Two local cricketers helped Brisbane State High School's 1st XI turn its fortunes in the annual Five Highs Cricket Carnival in Adelaide early last month and now they have their sights set on GPS glory.
Biddaddaba’s Keegan O'Donnell and Beaudesert’s William Conroy excelled during the round robin tournament that is seen as a key part of the team's preparations for the GPS season ahead.
Facing four of the premier cricketing schools in the country – Kent Street Senior High School, Melbourne State High School, Sydney Boys’ High School and hosts Adelaide High School – the boys from the sunshine state tied in first place but were resigned to second with run rate determining their fate.
Perth’s Kent Street Senior High were the eventual winners. They were also the only team to inflict defeat on the Brisbane side who recovered from the loss in their first match to record impressive victories in the remaining clashes.
Cunning off spinner O’Donnell claimed eight scalps across the four matches and his outstanding individual performance was rewarded with selection in the All Australian School merit team.
Though known for his lethal right arm medium fast bowling, it was with the bat that Conroy made his most valuable contribution of the tournament. It came in the third match against Melbourne State HIgh School.

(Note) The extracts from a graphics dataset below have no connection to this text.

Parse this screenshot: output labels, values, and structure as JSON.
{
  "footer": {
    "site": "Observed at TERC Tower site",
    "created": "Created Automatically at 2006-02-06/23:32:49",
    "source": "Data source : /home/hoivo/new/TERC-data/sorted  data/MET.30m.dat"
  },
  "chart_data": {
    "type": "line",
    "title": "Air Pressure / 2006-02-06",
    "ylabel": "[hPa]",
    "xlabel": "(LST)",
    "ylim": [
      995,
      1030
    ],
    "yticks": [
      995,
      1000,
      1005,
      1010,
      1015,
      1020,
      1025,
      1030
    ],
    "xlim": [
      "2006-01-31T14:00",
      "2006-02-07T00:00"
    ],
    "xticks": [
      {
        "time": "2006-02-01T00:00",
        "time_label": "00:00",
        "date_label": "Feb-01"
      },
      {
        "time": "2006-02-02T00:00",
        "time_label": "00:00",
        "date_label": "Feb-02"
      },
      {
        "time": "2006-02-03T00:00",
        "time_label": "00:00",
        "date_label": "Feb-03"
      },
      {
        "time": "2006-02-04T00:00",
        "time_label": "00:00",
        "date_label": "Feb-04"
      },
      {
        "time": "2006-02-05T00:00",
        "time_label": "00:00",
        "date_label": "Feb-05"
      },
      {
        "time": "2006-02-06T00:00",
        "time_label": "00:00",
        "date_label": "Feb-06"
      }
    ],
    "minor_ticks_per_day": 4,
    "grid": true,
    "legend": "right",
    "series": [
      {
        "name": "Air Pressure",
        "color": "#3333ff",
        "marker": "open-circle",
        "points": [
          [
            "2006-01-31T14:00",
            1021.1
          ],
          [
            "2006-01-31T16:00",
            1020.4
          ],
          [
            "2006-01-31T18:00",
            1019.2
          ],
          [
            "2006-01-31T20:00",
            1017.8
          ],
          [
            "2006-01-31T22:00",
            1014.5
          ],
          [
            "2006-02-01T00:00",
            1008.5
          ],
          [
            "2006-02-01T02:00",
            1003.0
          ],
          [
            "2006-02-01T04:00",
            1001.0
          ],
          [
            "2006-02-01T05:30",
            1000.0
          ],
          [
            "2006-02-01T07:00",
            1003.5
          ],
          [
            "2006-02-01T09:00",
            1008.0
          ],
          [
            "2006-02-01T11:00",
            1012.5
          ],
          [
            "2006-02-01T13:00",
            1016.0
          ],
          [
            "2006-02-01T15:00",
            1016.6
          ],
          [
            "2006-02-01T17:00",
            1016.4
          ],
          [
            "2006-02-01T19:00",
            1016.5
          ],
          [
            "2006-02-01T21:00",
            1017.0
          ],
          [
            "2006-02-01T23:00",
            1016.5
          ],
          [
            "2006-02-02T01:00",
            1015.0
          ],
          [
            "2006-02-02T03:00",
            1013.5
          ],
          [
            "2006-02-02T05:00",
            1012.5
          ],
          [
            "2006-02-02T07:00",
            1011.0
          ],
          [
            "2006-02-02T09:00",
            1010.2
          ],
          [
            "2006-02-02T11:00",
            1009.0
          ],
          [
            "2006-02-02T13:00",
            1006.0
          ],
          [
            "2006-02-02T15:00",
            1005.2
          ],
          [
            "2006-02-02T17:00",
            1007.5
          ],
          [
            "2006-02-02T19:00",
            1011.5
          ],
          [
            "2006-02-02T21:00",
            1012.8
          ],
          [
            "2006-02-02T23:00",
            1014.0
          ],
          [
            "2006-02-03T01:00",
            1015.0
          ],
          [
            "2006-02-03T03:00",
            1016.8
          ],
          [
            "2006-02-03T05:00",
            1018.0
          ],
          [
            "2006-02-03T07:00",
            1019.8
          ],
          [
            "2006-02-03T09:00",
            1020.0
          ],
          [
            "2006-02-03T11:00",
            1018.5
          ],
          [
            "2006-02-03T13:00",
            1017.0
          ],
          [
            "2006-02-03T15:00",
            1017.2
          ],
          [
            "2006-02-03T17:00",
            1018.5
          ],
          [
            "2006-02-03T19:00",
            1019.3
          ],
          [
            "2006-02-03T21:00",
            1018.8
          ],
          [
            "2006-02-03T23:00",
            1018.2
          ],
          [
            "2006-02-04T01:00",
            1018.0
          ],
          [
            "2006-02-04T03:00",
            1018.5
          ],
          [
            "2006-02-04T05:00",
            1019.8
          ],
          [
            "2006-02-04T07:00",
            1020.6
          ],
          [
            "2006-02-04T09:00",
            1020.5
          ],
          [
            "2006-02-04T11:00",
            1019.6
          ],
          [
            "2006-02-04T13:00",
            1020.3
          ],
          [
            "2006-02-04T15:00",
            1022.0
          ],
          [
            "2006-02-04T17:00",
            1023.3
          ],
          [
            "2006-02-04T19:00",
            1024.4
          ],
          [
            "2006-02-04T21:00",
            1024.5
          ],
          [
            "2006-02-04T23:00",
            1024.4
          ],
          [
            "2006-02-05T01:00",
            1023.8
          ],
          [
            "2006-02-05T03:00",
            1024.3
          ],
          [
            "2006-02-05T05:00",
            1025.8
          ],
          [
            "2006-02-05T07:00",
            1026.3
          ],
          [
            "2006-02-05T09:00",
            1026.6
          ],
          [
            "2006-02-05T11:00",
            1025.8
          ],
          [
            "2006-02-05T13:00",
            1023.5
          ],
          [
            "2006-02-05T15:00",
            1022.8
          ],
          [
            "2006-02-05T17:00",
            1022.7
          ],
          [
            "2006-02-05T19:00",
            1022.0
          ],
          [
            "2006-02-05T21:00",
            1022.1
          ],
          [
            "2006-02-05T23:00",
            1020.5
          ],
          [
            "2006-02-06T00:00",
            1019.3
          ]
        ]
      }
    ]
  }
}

Conroy strode to the crease with his team in serious trouble at 6/40 chasing 150 and showed Pat Cummins-esque steel on his way to 53 not out and a 110 run match winning partnership.
O’Donnell said he was pleased with his and the team’s performance against lineups loaded with state and national representatives.
“It was the best I’ve bowled in a long time,” he said. “It was a high standard of competition but GPS will be a lot harder and we know we need to keep working. To win GPS would be amazing. We have a team stacked with good players, so I think we have a decent shot.”
Emerging all-rounder Conroy said playing the elite competition had forced him to consider different strategies for taking wickets and scoring runs against quality attacks.
“In clubland you can just bowl at the stumps and you'll get wickets,” Conroy said.
“At that level, you need to try different bowling plans, field placements and a variety of deliveries. You also need to develop new shots and ways to score.”
He credited the 1st XI’s resurgence to an injection of young talent and a desire burning within the squad.
After a disappointing showing last year, the latest edition featuring new blood like O’Donnell and Conroy are determined to be a contender in 2019.
So committed to the cause are those vying for a position that they began training shortly after last season ended.
As well as honing their cricketing skills, 1st XI hopefuls have been turning up one morning a week for two school terms to run hill sprints in the belief the fitness will give them an edge over rivals.
Conroy and O'Donnell play locally for the Beaudesert Cricket Club in Division One and both hold ambitions of playing grade cricket in Brisbane following school.
“I wish I could take Everdell with me everywhere,” O'Donnell said.
“It's my favourite ground.
“I grew up playing cricket there and my dad trained me there, it's my second home.
“I have met a lot of mates through cricket and many that I still have now.”
Conroy also said he relished any opportunity to team up with his old mates at the Beaudesert club.